U.S. stocks also climb following Tehran’s restrained retaliation.
Crude oil prices plummeted by more than 7 percent on June 23 as investors were optimistic that Iran’s limited retaliation could lead to a de-escalation in the Middle East.
West Texas Intermediate (WTI), a U.S. benchmark for oil prices, cratered by about 7.3 percent to below $69 per barrel on the New York Mercantile Exchange. Brent, a global gauge for crude prices, also dipped by nearly 7 percent to below $71 per barrel on London’s ICE Futures exchange.
Oil prices are now trading at where they were before Israel’s June 13 strikes on Iran.
The price of natural gas also decreased by 4 percent, to $3.70 per million British thermal units.
Despite surging as much as 5 percent in overnight trading, oil prices fell sharply as the session progressed, driven by investors shrugging off concerns that Tehran could disrupt supplies.

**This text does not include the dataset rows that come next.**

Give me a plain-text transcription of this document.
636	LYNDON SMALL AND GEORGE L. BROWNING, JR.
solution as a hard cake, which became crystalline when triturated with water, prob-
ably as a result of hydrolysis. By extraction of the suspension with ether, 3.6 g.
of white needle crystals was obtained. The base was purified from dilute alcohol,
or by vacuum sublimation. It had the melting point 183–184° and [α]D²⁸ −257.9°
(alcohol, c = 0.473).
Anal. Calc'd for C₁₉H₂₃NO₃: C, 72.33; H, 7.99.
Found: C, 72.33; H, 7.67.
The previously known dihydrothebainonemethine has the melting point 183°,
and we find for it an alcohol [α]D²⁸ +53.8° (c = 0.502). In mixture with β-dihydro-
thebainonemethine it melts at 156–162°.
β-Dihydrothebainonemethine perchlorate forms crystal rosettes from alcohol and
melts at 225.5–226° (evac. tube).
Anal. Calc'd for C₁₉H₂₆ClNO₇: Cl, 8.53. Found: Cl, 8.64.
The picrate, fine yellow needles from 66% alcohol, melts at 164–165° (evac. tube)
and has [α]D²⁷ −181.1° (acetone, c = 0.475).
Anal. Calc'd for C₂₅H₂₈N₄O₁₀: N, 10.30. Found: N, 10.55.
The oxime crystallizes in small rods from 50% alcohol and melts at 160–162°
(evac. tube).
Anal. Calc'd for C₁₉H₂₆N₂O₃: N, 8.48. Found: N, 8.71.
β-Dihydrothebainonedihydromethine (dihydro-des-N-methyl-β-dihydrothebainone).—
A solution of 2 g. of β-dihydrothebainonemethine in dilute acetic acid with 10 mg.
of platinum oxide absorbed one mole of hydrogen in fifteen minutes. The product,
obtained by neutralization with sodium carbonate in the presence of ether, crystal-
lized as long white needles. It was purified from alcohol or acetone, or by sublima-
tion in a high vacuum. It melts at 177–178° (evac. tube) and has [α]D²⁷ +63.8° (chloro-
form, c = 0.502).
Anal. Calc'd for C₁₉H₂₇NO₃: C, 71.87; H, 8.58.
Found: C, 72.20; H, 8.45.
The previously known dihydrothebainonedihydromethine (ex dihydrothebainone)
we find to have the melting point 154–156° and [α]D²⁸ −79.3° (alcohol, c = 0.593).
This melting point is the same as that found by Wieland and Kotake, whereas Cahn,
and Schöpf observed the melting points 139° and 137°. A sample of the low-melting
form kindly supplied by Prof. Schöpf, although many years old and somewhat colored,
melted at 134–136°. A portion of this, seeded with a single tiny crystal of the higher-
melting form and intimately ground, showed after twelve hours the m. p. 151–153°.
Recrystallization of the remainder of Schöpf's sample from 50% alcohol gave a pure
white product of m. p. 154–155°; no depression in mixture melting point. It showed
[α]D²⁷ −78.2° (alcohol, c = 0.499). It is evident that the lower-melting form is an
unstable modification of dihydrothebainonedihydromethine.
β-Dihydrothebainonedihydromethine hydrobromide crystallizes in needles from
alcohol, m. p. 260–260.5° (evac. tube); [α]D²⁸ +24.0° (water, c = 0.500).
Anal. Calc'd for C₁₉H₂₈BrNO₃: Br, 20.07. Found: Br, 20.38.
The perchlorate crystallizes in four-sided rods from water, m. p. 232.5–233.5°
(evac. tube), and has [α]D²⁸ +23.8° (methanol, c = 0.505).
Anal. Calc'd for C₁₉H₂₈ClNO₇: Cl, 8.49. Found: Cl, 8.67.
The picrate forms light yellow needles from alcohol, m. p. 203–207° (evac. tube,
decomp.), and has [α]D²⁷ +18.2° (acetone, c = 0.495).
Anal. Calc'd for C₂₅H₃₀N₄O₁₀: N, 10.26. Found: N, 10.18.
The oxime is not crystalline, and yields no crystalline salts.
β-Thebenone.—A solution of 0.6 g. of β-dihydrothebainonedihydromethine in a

In response to the U.S. attacks on three nuclear sites, Iran launched a missile strike on the Al-Udeid Air Base in Qatar. Local officials confirmed that Iran’s attacks did not lead to casualties.
Earlier in the day, U.S. President Donald Trump urged everyone to “keep oil prices down.”
“I’m watching you! You’re playing right into the hands of the enemy. Don’t do it!” he wrote in all-caps on Truth Social.
When a conflict forms, markets will typically have a “knee-jerk reaction,” Jay Woods, chief global strategist at Freedom Capital Markets, said in a note emailed to The Epoch Times.
“The President declared that this attack was strategic and aimed solely at the Iranian nuclear facility. He said now was the time for peace, but will Iran negotiate, or was this an overly ambitious goal of diplomacy coming from the U.S.?” Woods said.
Dow Jones Soars by 300 Points
U.S. stocks turned positive, with the leading benchmark averages climbing higher as the closing bell approached.
The blue-chip Dow Jones Industrial Average surged by about 300 points, or 0.7 percent. The broader S&P 500 advanced by close to 0.8 percent, while the tech-heavy Nasdaq Composite Index increased by around 0.8 percent.